Contrary to what the "joint operations" document seems to indicate, in 2004 the 9/11 Commission concluded that Saddam and bin Laden had no "collaborative, operational relationship."

FORD
03-25-2006, 04:09 PM
Originally posted by Warham
And let's be real here. The arms race started back in the late 30's, early 40's when the US feared the Evil Axis would be able to go atomic before they did.

And who was it that funded the "Evil Axis" again??

http://www.reformation.org/prescott-bush.jpg

Warham
03-25-2006, 04:18 PM
Originally posted by FORD
And who was it that funded the "Evil Axis" again??

http://www.reformation.org/prescott-bush.jpg

Henry Ford?

DrMaddVibe
03-26-2006, 11:03 AM
Saddam planned to deploy 'camels of mass destruction'
By James Langton
(Filed: 26/03/2006)

Saddam Hussein planned to use "camels of mass destruction" as weapons to defend Iraq, loading them with bombs and directing them towards invading forces.

The animals were part of a plan to arm and equip foreign insurgents drawn up by the dictator shortly before the American-led invasion three years ago, reveals a 37-page report, captured after the fall of Baghdad and just released by the Pentagon. It is part of a cache of thousands of documents that the United States Department of Defence says it does not have the resources to translate.

Earlier this month, the Pentagon released copies in the original Arabic onto the internet in the hope that others would interpret them into English.

Handwritten on official paper, one of the reports appears to be a road map for the insurgency, with detailed instructions for training what it calls suicide bombers.

In the memo, they are described as "estishehadeyeen", Arabic for suicide martyrs, and would almost certainly have been foreign volunteers.

The memo details a training commission to be headed by senior officers, including a colonel from the "Directory of Political Orientation". Their job, says the report, was to "prepare a very intensive training course", "to raise the physical fitness and train in the use of Kalashnikovs and hand grenades".

It continues: "The largest section of the course will be specialised to focus on using the explosive material in the body, in motorcycle, in cars, and in camels". Camels will be "provided by the Directory of General Military Intelligence".

The memo also reveals the incredible bureaucracy that underpinned Saddam's Iraq.
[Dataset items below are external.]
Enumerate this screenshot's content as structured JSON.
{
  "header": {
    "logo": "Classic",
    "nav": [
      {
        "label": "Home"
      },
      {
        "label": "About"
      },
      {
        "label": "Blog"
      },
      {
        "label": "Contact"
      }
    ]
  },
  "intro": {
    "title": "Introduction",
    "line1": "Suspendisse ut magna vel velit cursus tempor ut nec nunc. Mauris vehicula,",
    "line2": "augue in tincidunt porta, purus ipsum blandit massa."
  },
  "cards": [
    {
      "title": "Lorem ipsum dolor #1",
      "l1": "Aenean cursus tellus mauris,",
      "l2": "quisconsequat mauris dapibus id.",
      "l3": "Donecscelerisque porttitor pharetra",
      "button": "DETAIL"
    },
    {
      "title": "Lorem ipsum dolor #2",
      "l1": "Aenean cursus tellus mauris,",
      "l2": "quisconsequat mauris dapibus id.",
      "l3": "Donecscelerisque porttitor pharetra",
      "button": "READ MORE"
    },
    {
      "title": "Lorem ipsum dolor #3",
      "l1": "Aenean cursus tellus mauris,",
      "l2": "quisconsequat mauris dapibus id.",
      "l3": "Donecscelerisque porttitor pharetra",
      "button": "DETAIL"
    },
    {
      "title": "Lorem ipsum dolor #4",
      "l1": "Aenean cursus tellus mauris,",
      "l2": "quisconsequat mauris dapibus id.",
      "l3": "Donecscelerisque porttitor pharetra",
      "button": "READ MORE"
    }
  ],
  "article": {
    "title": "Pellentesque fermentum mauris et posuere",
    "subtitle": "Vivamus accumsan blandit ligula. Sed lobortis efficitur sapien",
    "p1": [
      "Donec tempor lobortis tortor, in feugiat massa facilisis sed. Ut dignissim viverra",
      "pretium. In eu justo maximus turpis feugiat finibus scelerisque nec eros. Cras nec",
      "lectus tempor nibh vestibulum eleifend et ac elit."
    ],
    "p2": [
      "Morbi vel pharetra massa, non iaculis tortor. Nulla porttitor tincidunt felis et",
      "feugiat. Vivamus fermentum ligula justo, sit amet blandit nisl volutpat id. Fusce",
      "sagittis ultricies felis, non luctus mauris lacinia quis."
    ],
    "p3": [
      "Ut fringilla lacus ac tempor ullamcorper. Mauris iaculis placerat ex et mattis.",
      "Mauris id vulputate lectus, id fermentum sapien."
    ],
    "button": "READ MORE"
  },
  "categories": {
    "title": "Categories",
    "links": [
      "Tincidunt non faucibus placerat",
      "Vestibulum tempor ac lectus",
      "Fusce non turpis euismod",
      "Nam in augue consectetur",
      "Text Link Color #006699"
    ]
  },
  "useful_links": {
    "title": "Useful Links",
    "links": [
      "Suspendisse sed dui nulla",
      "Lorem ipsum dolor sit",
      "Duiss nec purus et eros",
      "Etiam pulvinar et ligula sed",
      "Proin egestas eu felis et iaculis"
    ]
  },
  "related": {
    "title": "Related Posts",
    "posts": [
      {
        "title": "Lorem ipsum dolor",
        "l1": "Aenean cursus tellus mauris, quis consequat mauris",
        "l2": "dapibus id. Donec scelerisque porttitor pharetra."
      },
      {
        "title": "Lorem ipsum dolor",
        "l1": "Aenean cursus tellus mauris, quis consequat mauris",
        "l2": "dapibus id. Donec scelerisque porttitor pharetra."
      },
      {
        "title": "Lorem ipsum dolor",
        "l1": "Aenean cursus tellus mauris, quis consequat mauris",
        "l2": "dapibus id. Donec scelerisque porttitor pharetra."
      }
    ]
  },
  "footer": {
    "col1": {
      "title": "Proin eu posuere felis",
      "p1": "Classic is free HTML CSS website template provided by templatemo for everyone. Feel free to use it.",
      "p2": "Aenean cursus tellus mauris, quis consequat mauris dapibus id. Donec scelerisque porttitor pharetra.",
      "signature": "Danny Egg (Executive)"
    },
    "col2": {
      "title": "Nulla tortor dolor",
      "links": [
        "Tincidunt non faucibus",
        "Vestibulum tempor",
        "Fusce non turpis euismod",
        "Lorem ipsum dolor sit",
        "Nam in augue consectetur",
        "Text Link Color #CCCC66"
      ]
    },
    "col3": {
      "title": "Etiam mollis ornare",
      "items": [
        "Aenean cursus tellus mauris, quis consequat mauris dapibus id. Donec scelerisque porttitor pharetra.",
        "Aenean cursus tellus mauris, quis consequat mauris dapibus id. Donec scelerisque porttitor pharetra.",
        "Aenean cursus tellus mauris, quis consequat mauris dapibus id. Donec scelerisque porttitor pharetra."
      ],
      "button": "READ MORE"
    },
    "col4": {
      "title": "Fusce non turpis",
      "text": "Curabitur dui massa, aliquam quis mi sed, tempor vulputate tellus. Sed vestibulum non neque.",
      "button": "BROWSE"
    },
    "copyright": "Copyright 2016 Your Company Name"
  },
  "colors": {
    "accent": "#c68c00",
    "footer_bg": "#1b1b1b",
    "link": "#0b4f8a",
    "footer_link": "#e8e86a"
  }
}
Rifles and hand grenades were to be provided by a Department of Armament and Equipping, explosives by the Directory of Military Engineering and "religious sermons that emphasise jihad'' by the Directory of Political Orientation and the Religious Scholars.

The papers have been translated by Arabic-speaking members of Free Republic, a conservative internet discussion forum that believes the documents will justify British and American claims that Saddam had made Iraq a haven for terrorists.

If the translation is correct, it suggests that many of the foreign fighters now attacking coalition forces and bombing Iraqi civilians were directly trained by the Saddam regime, although there are no known reports of camels being used in suicide attacks.